Vernissage am 27.07.12 um 19.00 Uhr

Das Museum Pfalzgalerie Kaiserslautern (mpk) bietet in seinem Grafischen Kabinett einen konzentrierten Einblick in das grafische Schaffen von Franz Erhard Walther. Als einer der bedeutendsten deutschen Künstler der 2. Hälfte des 20. Jahrhunderts ist Walther in der Grafischen Sammlung des Museums mit insgesamt 26 grandiosen Aquarellen sowie einer signifikanten sechsteiligen Siebdruckarbeit vertreten. Darüber hinaus besitzt das Haus mit der Wandformation "Erinnerung" von 1980 ein Beispiel für das plastische Werk des Künstlers. Franz Erhard Walther gilt neben Joseph Beuys als Begründer des sogenannten Erweiterten Kunstbegriffs. Besonders seine graphischen Arbeiten erlauben einen direkten Zugang zur Ideenwelt des Künstlers, die mit dieser Ausstellung im Grafischen Kabinett aufgefächert wird.

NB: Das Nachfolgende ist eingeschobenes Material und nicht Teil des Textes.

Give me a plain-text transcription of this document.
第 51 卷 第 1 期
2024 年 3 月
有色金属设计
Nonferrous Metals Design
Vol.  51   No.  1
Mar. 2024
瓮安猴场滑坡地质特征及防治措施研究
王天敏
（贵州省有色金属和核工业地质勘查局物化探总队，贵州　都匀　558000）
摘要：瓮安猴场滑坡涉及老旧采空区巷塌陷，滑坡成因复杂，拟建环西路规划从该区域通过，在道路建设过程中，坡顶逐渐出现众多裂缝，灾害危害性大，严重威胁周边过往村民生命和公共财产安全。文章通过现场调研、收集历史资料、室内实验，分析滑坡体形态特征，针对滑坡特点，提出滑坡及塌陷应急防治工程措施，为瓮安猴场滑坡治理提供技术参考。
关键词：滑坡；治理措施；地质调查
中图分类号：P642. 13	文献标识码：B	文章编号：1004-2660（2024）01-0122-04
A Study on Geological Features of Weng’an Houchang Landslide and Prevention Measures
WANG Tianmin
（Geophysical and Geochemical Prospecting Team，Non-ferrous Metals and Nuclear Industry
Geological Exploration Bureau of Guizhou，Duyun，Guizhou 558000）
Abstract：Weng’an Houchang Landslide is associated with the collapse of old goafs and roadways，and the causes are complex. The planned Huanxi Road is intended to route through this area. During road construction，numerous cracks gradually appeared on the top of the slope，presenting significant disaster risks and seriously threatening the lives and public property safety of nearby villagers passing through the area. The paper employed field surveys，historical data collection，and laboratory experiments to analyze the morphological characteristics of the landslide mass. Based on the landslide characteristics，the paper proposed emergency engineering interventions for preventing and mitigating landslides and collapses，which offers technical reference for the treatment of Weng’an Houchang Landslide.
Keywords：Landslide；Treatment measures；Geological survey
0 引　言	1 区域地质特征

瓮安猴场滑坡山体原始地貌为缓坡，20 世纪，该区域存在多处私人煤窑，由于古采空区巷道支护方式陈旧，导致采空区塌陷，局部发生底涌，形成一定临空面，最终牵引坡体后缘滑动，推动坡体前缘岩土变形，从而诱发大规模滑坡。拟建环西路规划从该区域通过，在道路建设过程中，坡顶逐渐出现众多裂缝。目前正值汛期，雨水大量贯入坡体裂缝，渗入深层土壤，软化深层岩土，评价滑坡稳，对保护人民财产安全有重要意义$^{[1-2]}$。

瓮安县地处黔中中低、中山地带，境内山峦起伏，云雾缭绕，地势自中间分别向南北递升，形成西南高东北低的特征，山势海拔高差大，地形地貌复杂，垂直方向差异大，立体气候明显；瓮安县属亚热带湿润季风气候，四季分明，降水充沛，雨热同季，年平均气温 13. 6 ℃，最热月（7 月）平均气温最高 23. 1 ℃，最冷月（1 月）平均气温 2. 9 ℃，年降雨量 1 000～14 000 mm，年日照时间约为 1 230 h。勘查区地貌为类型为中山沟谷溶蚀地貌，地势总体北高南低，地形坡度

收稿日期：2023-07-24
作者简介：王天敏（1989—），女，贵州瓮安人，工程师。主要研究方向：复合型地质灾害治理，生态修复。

Franz Erhard Walthers Aquarelle sind äußerst komplexe grafische Werke, die oft ungewöhnliche Techniken kombinieren: Kaffee oder Tee laviert, Schreibmaschinenschrift, Beize, Wasserfarbe, Deckfarben sowie verschiedenste Zeichenmittel sind virtuos montiert und entfalten Wechselwirkungen. Da der Anteil der Wasserfarben meist überwiegt, wird hier der Terminus technicus Aquarell benutzt. Der Künstler selbst nennt seine grafischen Blätter durchgängig Diagramme oder Werkzeichnungen und betont damit vorrangig die inhaltlichen Aspekte und Zusammenhänge der Arbeiten, die fast ausschließlich in Verbindung zu Walthers sogenannten Werksätzen stehen.

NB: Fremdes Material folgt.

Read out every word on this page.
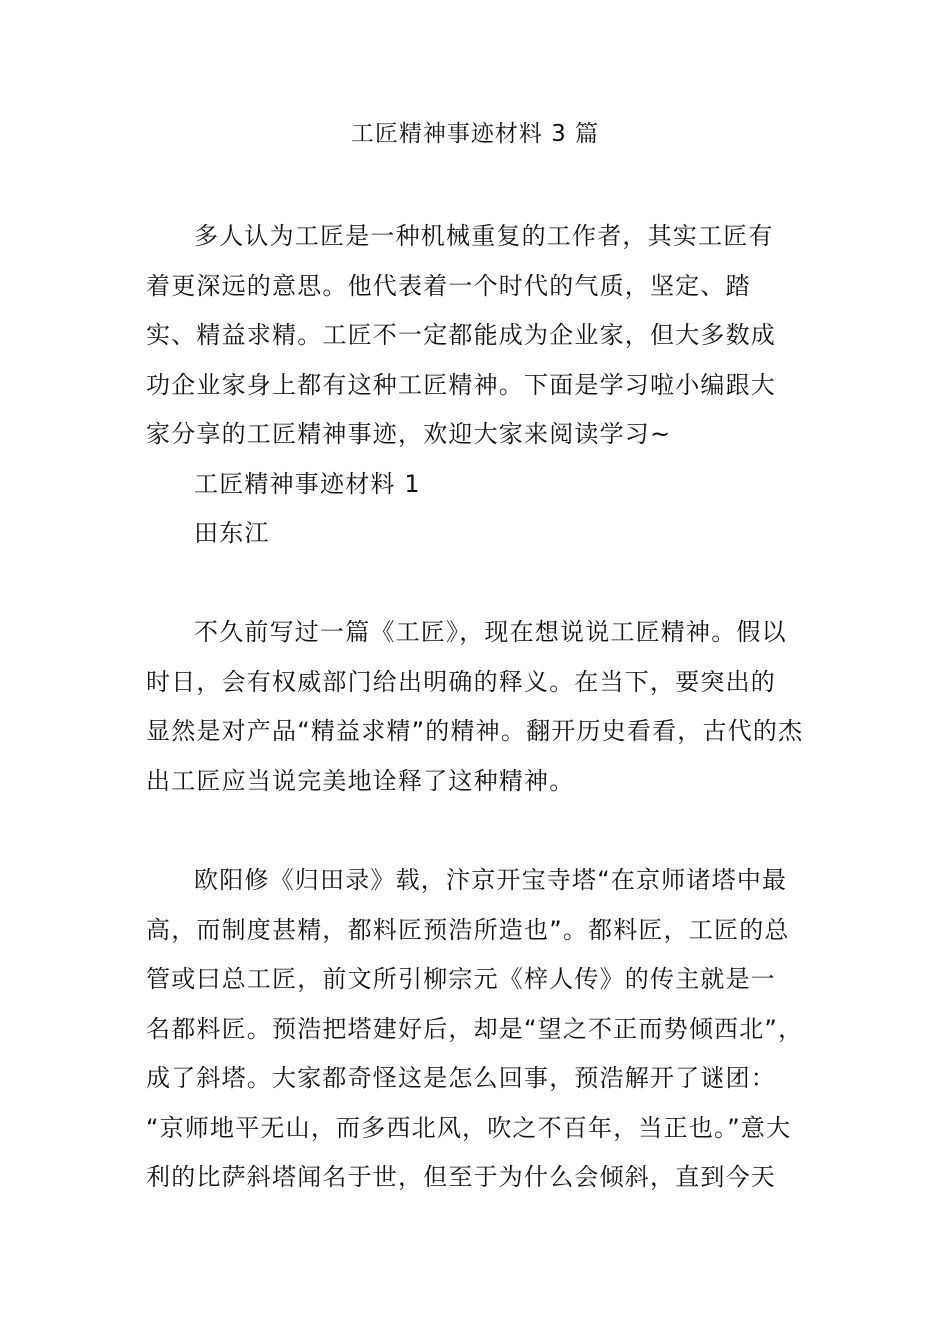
工匠精神事迹材料 3 篇

多人认为工匠是一种机械重复的工作者，其实工匠有
着更深远的意思。他代表着一个时代的气质，坚定、踏
实、精益求精。工匠不一定都能成为企业家，但大多数成
功企业家身上都有这种工匠精神。下面是学习啦小编跟大
家分享的工匠精神事迹，欢迎大家来阅读学习~

工匠精神事迹材料 1

田东江

不久前写过一篇《工匠》，现在想说说工匠精神。假以
时日，会有权威部门给出明确的释义。在当下，要突出的
显然是对产品“精益求精”的精神。翻开历史看看，古代的杰
出工匠应当说完美地诠释了这种精神。

欧阳修《归田录》载，汴京开宝寺塔“在京师诸塔中最
高，而制度甚精，都料匠预浩所造也”。都料匠，工匠的总
管或曰总工匠，前文所引柳宗元《梓人传》的传主就是一
名都料匠。预浩把塔建好后，却是“望之不正而势倾西北”，
成了斜塔。大家都奇怪这是怎么回事，预浩解开了谜团：
“京师地平无山，而多西北风，吹之不百年，当正也。”意大
利的比萨斜塔闻名于世，但至于为什么会倾斜，直到今天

In den Jahren von 1963 bis 1969 entsteht Walthers berühmter "1. Werksatz", bestehend aus 58 einfachen Objekten in verschiedenen Materialien, meist textilen Stoffen, zugeschnitten und vernäht. Diese Objekte stellen an sich kein Kunstwerk dar, sondern sind zur Benutzung durch den Betrachter/Rezipienten gedacht. Erst durch die Benutzung und das Umgehen mit ihnen evozieren die Objekte künstlerischen Gehalt, das Werk wird erst im Handlungsprozess erzeugt. In seiner Arbeit als Plastiker hat Walther damit das Kunstwerk an sich abgeschafft und die Idee der geistigen Entwicklung des Werks den Aktivitäten und Emotionen der Rezipienten anheimgestellt. Daraus ergibt sich Walthers revolutionäre Vorstellung einer immateriellen Kunst, deren Ausdruck die Handlung als Werkform ist.

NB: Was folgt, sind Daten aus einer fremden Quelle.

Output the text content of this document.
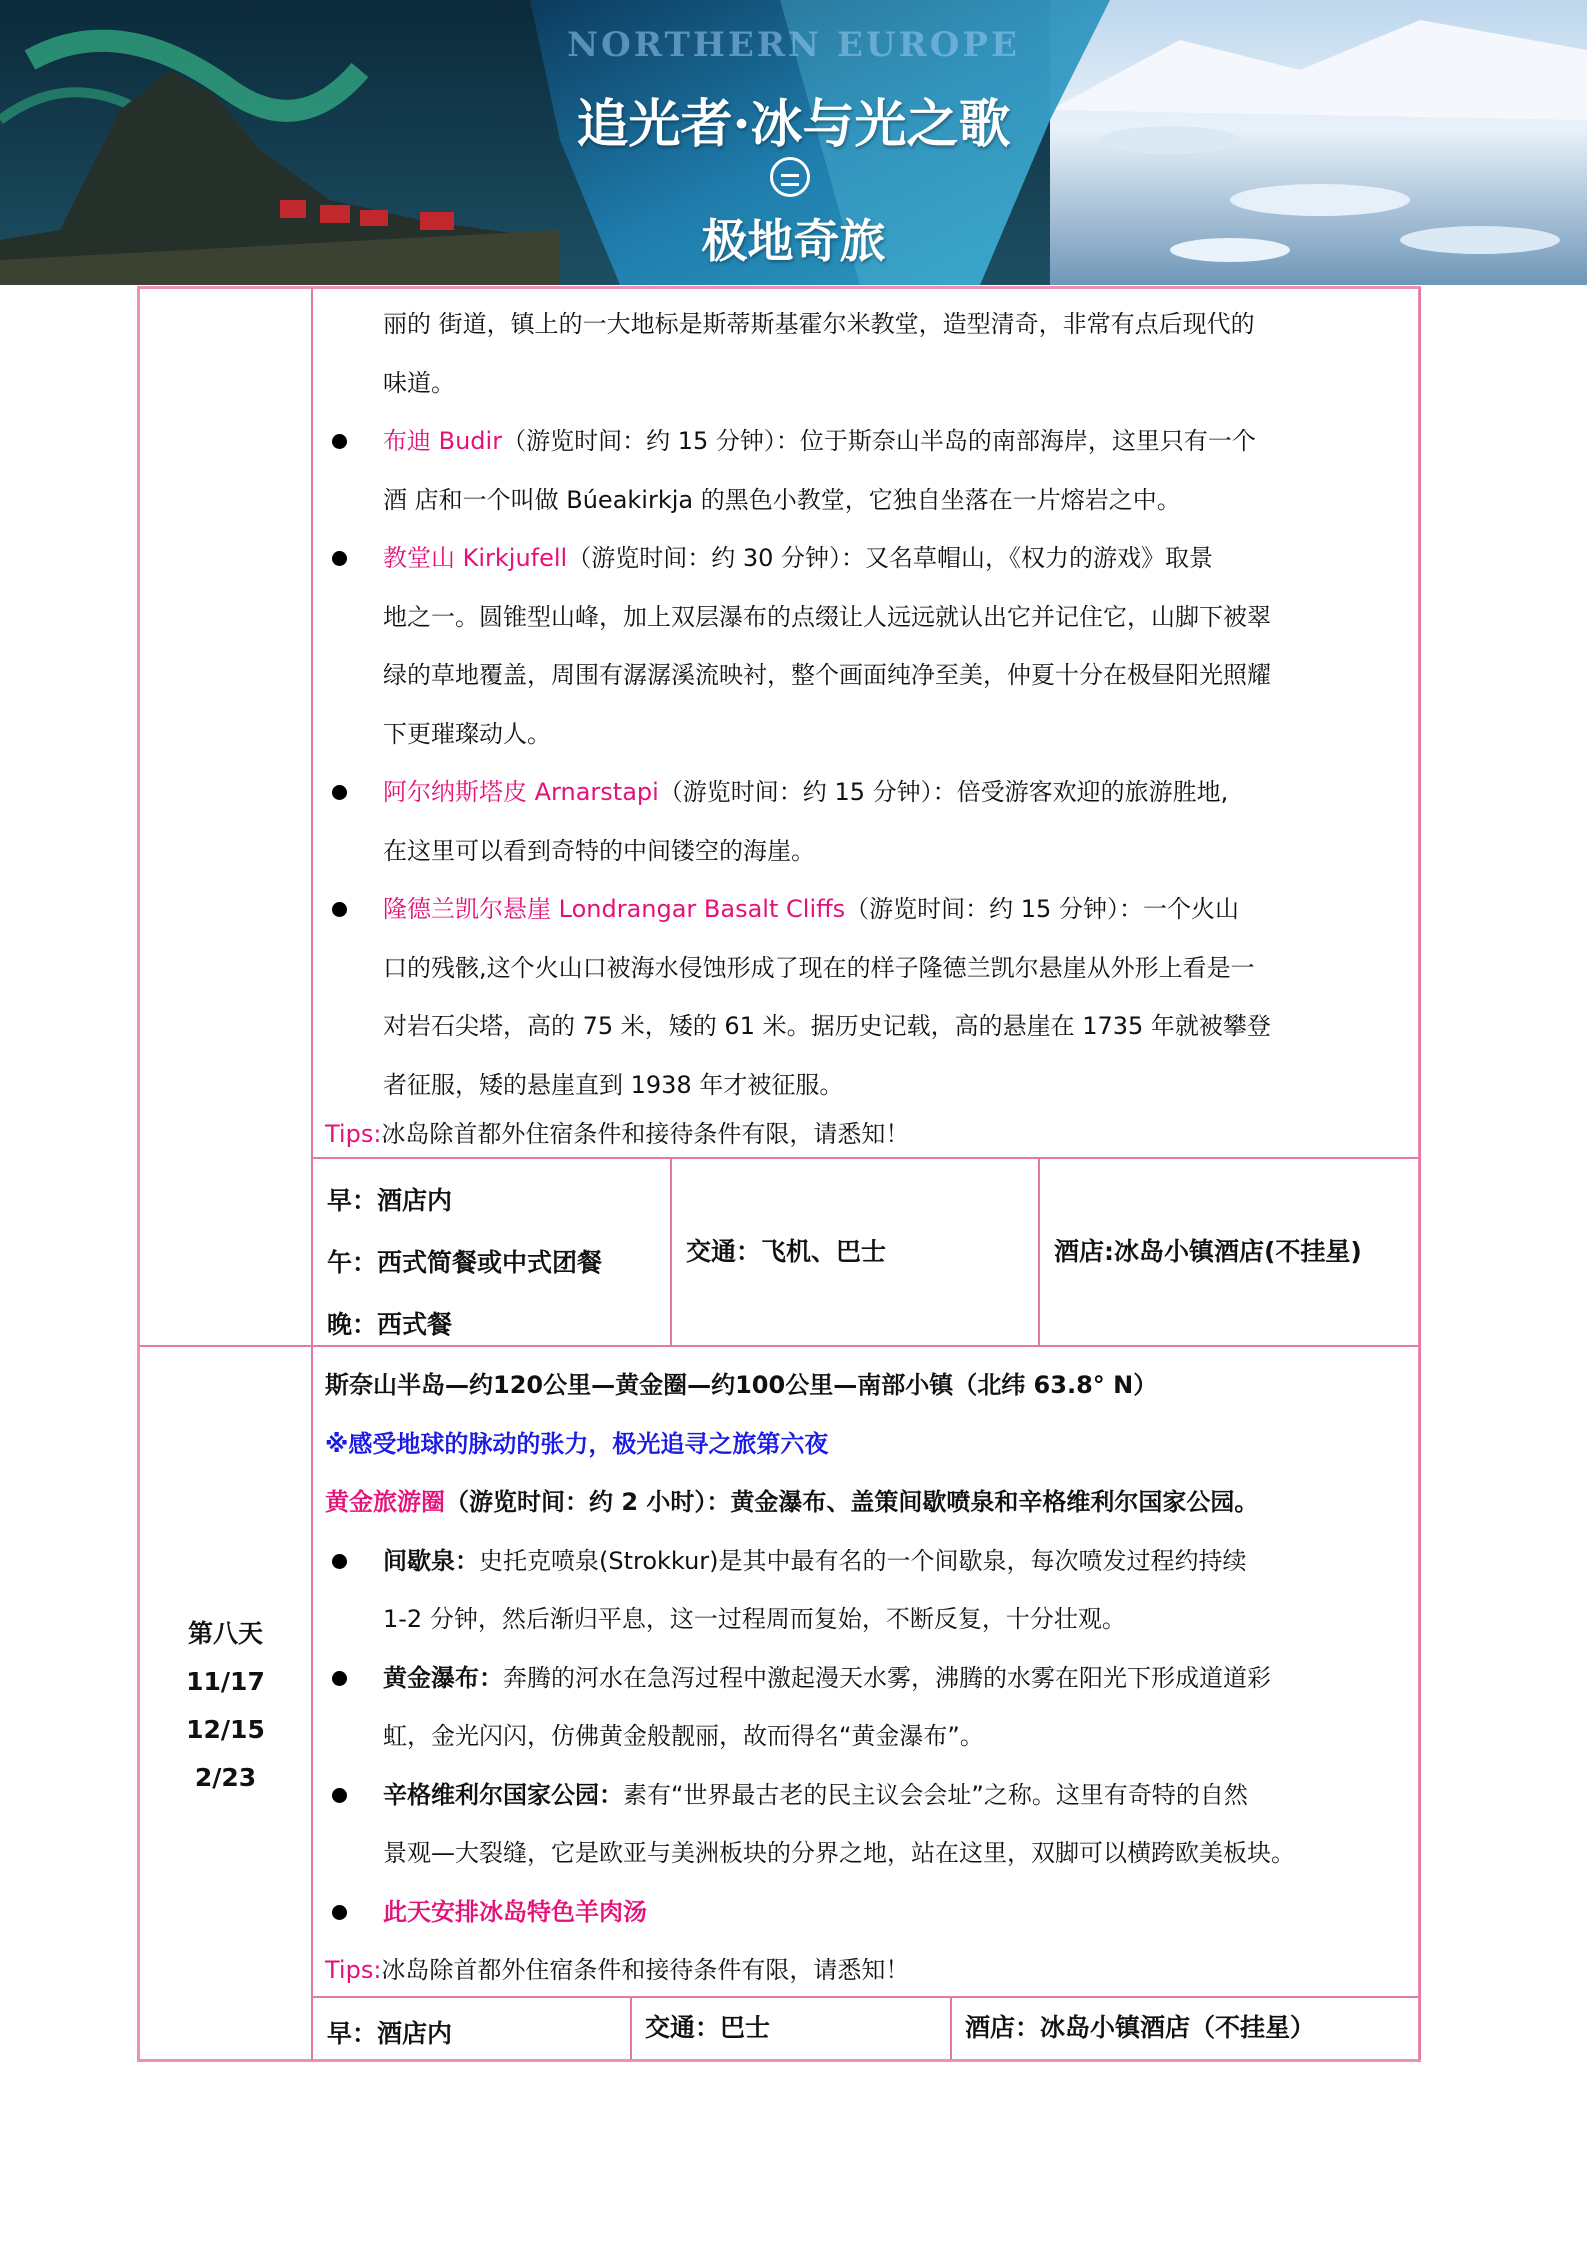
NORTHERN EUROPE
追光者·冰与光之歌
极地奇旅

丽的 街道，镇上的一大地标是斯蒂斯基霍尔米教堂，造型清奇，非常有点后现代的

味道。

布迪 Budir（游览时间：约 15 分钟）：位于斯奈山半岛的南部海岸，这里只有一个

酒 店和一个叫做 Búeakirkja 的黑色小教堂，它独自坐落在一片熔岩之中。

教堂山 Kirkjufell（游览时间：约 30 分钟）：又名草帽山，《权力的游戏》取景

地之一。圆锥型山峰，加上双层瀑布的点缀让人远远就认出它并记住它，山脚下被翠

绿的草地覆盖，周围有潺潺溪流映衬，整个画面纯净至美，仲夏十分在极昼阳光照耀

下更璀璨动人。

阿尔纳斯塔皮 Arnarstapi（游览时间：约 15 分钟）：倍受游客欢迎的旅游胜地,

在这里可以看到奇特的中间镂空的海崖。

隆德兰凯尔悬崖 Londrangar Basalt Cliffs（游览时间：约 15 分钟）：一个火山

口的残骸,这个火山口被海水侵蚀形成了现在的样子隆德兰凯尔悬崖从外形上看是一

对岩石尖塔，高的 75 米，矮的 61 米。据历史记载，高的悬崖在 1735 年就被攀登

者征服，矮的悬崖直到 1938 年才被征服。

Tips:冰岛除首都外住宿条件和接待条件有限，请悉知！

早：酒店内
午：西式简餐或中式团餐
晚：西式餐
交通：飞机、巴士	酒店:冰岛小镇酒店(不挂星)
第八天
11/17
12/15
2/23

斯奈山半岛—约120公里—黄金圈—约100公里—南部小镇（北纬 63.8° N）

※感受地球的脉动的张力，极光追寻之旅第六夜

黄金旅游圈（游览时间：约 2 小时）：黄金瀑布、盖策间歇喷泉和辛格维利尔国家公园。

间歇泉：史托克喷泉(Strokkur)是其中最有名的一个间歇泉，每次喷发过程约持续

1-2 分钟，然后渐归平息，这一过程周而复始，不断反复，十分壮观。

黄金瀑布：奔腾的河水在急泻过程中激起漫天水雾，沸腾的水雾在阳光下形成道道彩

虹，金光闪闪，仿佛黄金般靓丽，故而得名“黄金瀑布”。

辛格维利尔国家公园：素有“世界最古老的民主议会会址”之称。这里有奇特的自然

景观—大裂缝，它是欧亚与美洲板块的分界之地，站在这里，双脚可以横跨欧美板块。

此天安排冰岛特色羊肉汤

Tips:冰岛除首都外住宿条件和接待条件有限，请悉知！

早：酒店内	交通：巴士	酒店：冰岛小镇酒店（不挂星）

In den zu den Werksätzen entstandenen Aquarellen, Diagrammen, Werkzeichnungen versucht der Künstler, solche Werkentstehungen zu materialisieren und zu greifen. Es sind darüber hinaus Hinweise auf mögliche Erfahrungen der Rezipienten, aber auch Winke zur Benutzung. Dieser eigentlich engen inhaltlichen Verpflichtung entziehen sich allerdings viele der schönen Blätter Walthers, sie entfalten über die Gebundenheit hinaus eine ganz eigene ästhetische Autonomie, sie emanzipieren sich als Meisterwerke der Aquarellkunst.

Mit den "Drei Siebdrucken" ist auch ein bedeutendes frühes druckgrafisches Werk Walthers wesentlicher Teil der Ausstellung. Der sechsteiligen Arbeit liegt die Konzeption zugrunde, die Blattzahl auf die Zahl der Farbschichten der Siebdrucke zu beziehen. Diese ironische Kommentierung von Auflagenhöhen und seriellen Prozessen ist eines der wenigen informellen Frühwerke des Künstlers, aufzufassen auch als persönliche Absage an die Kunst der 1950er Jahre. Damit manifestiert sich um 1960 in Walthers Werk bereits der konsequente und radikale Anspruch auf die Verneinung tradierter Bildformen, wozu nun auch das Informel zählen sollte.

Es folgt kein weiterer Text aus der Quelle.